XML documents must have a root element
XML elements must have a closing tag
XML tags are case sensitive
XML elements must be properly nested
XML attribute values must be quoted
Schema definition file (XSD)
A schema definition file (XSD) outlines exactly what your XML should look like. You can use an online tool or define the file yourself. Then download PowerShell Community Extensions from http://pscx.codeplex.com/releases. The extensions includes a Test-xml Cmdlet.
<xs:schema attributeFormDefault="unqualified" elementFormDefault="qualified" xmlns:xs="http://www.w3.org/2001/XMLSchema">
<xs:element name="catalog">
<xs:complexType>
<xs:sequence>
<xs:element name="book" maxOccurs="unbounded" minOccurs="0">
<xs:complexType>
<xs:sequence>
<xs:element type="xs:string" name="author"/>
<xs:element type="xs:string" name="title"/>
<xs:element type="xs:string" name="genre"/>
<xs:element type="xs:float" name="price"/>
<xs:element type="xs:date" name="publish_date"/>
<xs:element type="xs:string" name="description"/>
</xs:sequence>
<xs:attribute type="xs:string" name="id" use="optional"/>
</xs:complexType>
</xs:element>
</xs:sequence>
</xs:complexType>
</xs:element>
</xs:schema>
Validating XML
Test-Xml -Path books.xml -SchemaPath books.xsd -Verbose
# True
Break XML closing tag (books_broken.xml)
<?xml version="1.0"?>
<catalog>
<book id="bk101">
<author>Gambardella, Matthew
<title>XML Developer's Guide</title>
</author> <!-- moved closing tag below title -->
<genre>Computer</genre>
<price>44.95</price>
<publish_date>2000-10-01</publish_date>
<description>An in-depth look at creating applications
with XML.</description>
</book>
<!-- snipped -->
Validate schema:
Test-Xml -Path books_broken.xml -SchemaPath books.xsd -Verbose
VERBOSE: Error: The element 'author' cannot contain child element 'title'
because the parent element's content model is text only.
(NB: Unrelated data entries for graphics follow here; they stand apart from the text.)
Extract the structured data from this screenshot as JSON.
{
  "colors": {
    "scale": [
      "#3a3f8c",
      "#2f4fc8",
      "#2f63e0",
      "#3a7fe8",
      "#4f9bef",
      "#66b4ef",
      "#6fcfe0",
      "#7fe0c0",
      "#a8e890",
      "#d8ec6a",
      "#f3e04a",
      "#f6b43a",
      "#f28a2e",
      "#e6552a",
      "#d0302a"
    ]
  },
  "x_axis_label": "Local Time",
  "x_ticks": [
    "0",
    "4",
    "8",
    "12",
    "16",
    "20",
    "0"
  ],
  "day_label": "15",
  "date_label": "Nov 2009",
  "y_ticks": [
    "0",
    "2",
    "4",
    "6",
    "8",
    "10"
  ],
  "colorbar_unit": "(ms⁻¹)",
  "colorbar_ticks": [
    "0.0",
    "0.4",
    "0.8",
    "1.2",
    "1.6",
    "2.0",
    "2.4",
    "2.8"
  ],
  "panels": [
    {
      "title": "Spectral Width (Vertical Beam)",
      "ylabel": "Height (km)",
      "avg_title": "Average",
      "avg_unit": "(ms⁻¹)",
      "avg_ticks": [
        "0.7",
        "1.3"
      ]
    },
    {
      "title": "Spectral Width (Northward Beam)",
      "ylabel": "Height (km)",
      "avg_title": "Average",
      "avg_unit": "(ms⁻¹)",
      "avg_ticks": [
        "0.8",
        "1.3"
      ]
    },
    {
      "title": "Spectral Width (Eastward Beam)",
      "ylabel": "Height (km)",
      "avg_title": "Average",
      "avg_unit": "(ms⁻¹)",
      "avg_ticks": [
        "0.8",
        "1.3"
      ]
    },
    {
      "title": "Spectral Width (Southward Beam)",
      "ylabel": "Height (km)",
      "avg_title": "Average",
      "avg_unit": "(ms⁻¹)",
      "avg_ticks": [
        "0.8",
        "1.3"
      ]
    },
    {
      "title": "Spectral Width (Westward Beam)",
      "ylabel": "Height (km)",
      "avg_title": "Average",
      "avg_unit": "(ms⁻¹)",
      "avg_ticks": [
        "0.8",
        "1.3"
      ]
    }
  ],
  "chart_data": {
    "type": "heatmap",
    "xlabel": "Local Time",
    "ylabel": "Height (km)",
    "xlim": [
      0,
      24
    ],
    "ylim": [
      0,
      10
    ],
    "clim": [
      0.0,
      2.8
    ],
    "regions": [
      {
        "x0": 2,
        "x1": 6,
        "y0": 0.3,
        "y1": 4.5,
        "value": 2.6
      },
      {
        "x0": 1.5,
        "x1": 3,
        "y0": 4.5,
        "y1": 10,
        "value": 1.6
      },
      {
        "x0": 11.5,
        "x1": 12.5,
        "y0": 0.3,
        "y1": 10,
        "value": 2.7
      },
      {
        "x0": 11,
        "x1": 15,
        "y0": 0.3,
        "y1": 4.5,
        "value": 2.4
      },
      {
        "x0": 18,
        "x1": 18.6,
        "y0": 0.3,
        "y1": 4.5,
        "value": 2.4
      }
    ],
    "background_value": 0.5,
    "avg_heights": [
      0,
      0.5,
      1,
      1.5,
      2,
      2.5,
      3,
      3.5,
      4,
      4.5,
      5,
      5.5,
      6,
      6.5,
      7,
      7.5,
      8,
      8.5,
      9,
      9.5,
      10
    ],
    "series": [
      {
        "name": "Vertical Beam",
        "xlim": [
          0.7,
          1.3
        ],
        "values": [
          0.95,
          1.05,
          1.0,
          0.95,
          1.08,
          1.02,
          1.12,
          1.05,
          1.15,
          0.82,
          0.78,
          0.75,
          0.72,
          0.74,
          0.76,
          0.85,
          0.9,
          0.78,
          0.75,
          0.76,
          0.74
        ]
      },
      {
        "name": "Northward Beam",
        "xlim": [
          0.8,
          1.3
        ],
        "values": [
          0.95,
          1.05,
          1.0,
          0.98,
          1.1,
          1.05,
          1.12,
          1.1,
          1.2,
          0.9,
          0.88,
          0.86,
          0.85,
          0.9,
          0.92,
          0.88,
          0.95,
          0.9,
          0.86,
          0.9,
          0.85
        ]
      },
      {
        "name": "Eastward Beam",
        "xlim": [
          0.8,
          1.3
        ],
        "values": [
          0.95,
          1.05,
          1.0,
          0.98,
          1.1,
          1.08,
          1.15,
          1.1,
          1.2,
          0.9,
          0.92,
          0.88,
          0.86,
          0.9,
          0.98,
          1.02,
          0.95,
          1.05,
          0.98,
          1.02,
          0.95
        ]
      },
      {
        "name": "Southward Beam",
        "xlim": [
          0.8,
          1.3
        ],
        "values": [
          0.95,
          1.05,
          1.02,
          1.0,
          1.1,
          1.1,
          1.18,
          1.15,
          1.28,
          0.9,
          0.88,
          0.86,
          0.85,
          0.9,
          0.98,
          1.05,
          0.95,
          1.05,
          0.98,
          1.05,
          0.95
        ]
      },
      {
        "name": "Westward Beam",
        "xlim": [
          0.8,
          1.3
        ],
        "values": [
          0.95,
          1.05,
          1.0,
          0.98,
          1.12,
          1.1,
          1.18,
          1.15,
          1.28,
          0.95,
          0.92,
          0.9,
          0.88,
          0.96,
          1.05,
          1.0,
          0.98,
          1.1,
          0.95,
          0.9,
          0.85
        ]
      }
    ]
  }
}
Line 5, Position 8.
VERBOSE: Error: The element 'book' has invalid child element 'genre'. List
of possible elements expected: 'title'. Line 7, Position 8.
Missing open tag
<?xml version="1.0"?>
<catalog>
<book id="bk101">
<author>Gambardella, Matthew</author>
XML Developer's Guide</title> <!-- Missing <title> -->
<genre>Computer</genre>
<price>44.95</price>
<publish_date>2000-10-01</publish_date>
<description>An in-depth look at creating applications
with XML.</description>
</book>
<!-- snipped -->
Validate schema:
Test-Xml -Path books_broken.xml -SchemaPath books.xsd -Verbose
VERBOSE: Error: The element 'book' cannot contain text. List of possible
elements expected: 'title'. Line 4, Position 44.
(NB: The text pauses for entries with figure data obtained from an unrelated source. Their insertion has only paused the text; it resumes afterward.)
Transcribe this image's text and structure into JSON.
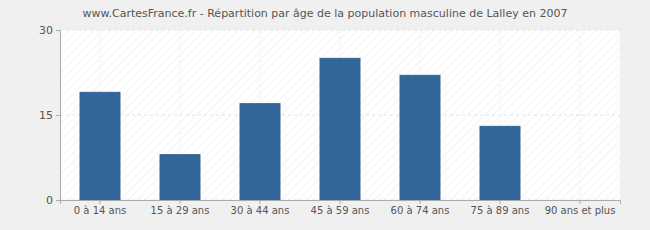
{
  "chart_data": {
    "type": "bar",
    "title": "www.CartesFrance.fr - Répartition par âge de la population masculine de Lalley en 2007",
    "categories": [
      "0 à 14 ans",
      "15 à 29 ans",
      "30 à 44 ans",
      "45 à 59 ans",
      "60 à 74 ans",
      "75 à 89 ans",
      "90 ans et plus"
    ],
    "values": [
      19,
      8,
      17,
      25,
      22,
      13,
      0
    ],
    "color": "#336699",
    "ylim": [
      0,
      30
    ],
    "yticks": [
      0,
      15,
      30
    ],
    "grid": true
  }
}
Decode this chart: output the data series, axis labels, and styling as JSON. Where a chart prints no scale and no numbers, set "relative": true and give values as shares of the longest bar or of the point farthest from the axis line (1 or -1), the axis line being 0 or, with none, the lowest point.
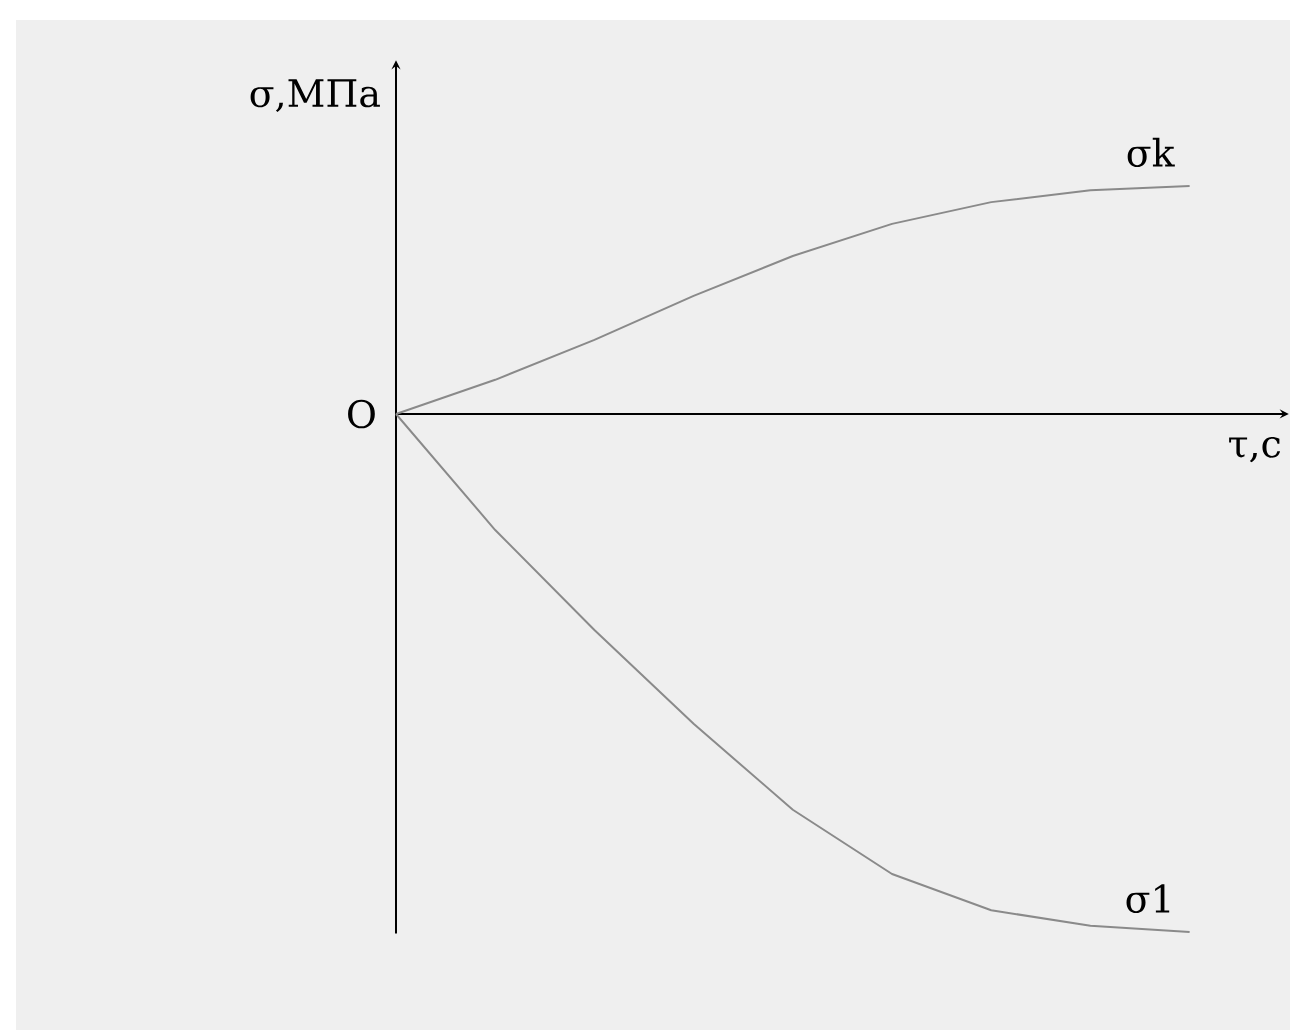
{
  "chart_data": {
    "type": "line",
    "relative": true,
    "xlabel": "τ,с",
    "ylabel": "σ,МПа",
    "annotations": [
      "O"
    ],
    "marker": "none",
    "categories": [
      null,
      null,
      null,
      null,
      null,
      null,
      null,
      null,
      null
    ],
    "series": [
      {
        "name": "σk",
        "color": "#8a8a8a",
        "values": [
          0,
          0.066,
          0.143,
          0.228,
          0.305,
          0.367,
          0.409,
          0.432,
          0.44
        ]
      },
      {
        "name": "σ1",
        "color": "#8a8a8a",
        "values": [
          0,
          -0.224,
          -0.417,
          -0.598,
          -0.764,
          -0.888,
          -0.958,
          -0.988,
          -1
        ]
      }
    ]
  }
}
WARNING: books_broken.xml: The 'book' start tag on line 3 position 5 does
not match the end tag of 'title'. Line 5, position 30.
Incorrect datatype
<?xml version="1.0"?>
<catalog>
<book id="bk101">
<author>Gambardella, Matthew</author>
XML Developer's Guide</title>
<genre>Computer</genre>
<price>44.95</price>
<publish_date>test 2000-10-01</publish_date><!-- Added text -->
<description>An in-depth look at creating applications
with XML.</description>
</book>
<!-- snipped -->
Validate schema:
Test-Xml -Path books_broken.xml -SchemaPath books.xsd -Verbose
VERBOSE: Error: The 'publish_date' element is invalid - The value 'test
2000-10-01' is invalid according to its datatype
'http://www.w3.org/2001/XMLSchema:date' - The string 'test 2000-10-01' is
not a valid Date value. Line 8, Position 38.